Now pause. Before we go further, breathe. This is not one of those blogs where I ignore history, or pretend racial injustice hasn’t shaped the music industry. Trust me, I know it has. I’ve read, I’ve researched, and I understand it. But this post? This post isn’t about that.

This is about people typing with their emotions instead of their facts.

Let’s start here: covers have existed forever. Some of the biggest stars in music — from Whitney Houston to Mariah Carey, Aretha Franklin to Luther Vandross — built legendary moments off covers. Yes, songs that someone else originally sang.

Now here’s where it gets spicy.
Sometimes, that original singer? They weren’t even the originator.
Let me say that again: the person you’re defending in the comments might not even be the first person to sing that song. They might’ve done their own cover. Or someone wrote it for them. Or it was part of a licensing deal. Or it’s been passed around so many times it’s basically public property by now.

But what do people do instead?
They rush to the comments like keyboard warriors:
“This white artist is stealing our culture!”
“They didn’t even tag the original singer!”
“Black people don’t get respected in music!”

Wait. Hold up.

Did you stop to ask:

Who actually wrote the song?

Was the version you loved even the first one?

Are you defending the performer… or just projecting?


Because I’ve seen it too many times: outrage, rants, accusations — all based on wrong information. And the worst part? When someone calmly explains the history, people ignore it. No likes. No apologies. Just tumbleweeds and continued misinformation.

Here’s my thing: if we want to protect black artistry (and we should), we have to respect the facts just as much as we respect the feelings.
We can’t scream “they stole it!” when the person we’re defending was also doing a version of someone else’s work.
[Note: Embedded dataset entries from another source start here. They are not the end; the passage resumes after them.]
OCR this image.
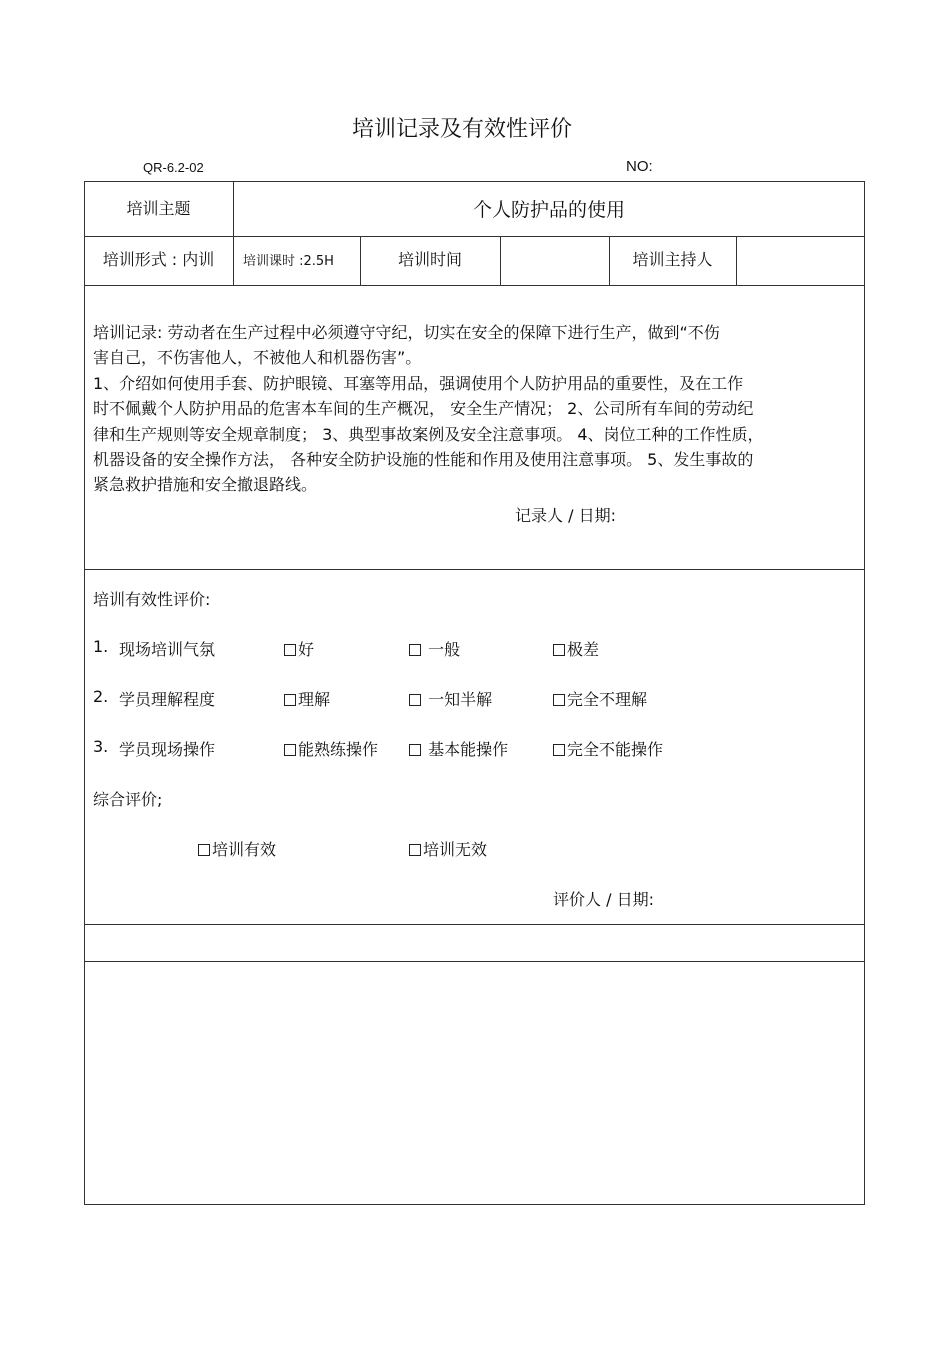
培训记录及有效性评价
QR-6.2-02	NO:
培训主题	个人防护品的使用
培训形式 : 内训	培训课时 :2.5H	培训时间	培训主持人

培训记录: 劳动者在生产过程中必须遵守守纪，切实在安全的保障下进行生产，做到“不伤

害自己，不伤害他人，不被他人和机器伤害”。

1、介绍如何使用手套、防护眼镜、耳塞等用品，强调使用个人防护用品的重要性，及在工作

时不佩戴个人防护用品的危害本车间的生产概况， 安全生产情况； 2、公司所有车间的劳动纪

律和生产规则等安全规章制度； 3、典型事故案例及安全注意事项。 4、岗位工种的工作性质，

机器设备的安全操作方法， 各种安全防护设施的性能和作用及使用注意事项。 5、发生事故的

紧急救护措施和安全撤退路线。

记录人 / 日期:
培训有效性评价:
1. 现场培训气氛	好	一般	极差
2. 学员理解程度	理解	一知半解	完全不理解
3. 学员现场操作	能熟练操作	基本能操作	完全不能操作
综合评价;
培训有效	培训无效
评价人 / 日期:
That’s not empowerment. That’s selective memory.

Music is a shared language. It travels, it evolves, it loops back. There are cases of genuine theft, yes — and those should absolutely be called out. But let’s not lump every cover into that category just because we’re used to a face or a voice.

Sometimes a white artist covers a black artist. Sometimes a black artist covers a white artist. Sometimes the original was neither.

So next time a new version of an old favorite pops up, let’s ask better questions:

Who wrote it?

Who sang it first?

Who got paid?


And most importantly:
Is this an opportunity to appreciate the song’s journey — not just the face we’re used to seeing?

Because if we stop arguing in the comments and start reading the credits, we might all learn something.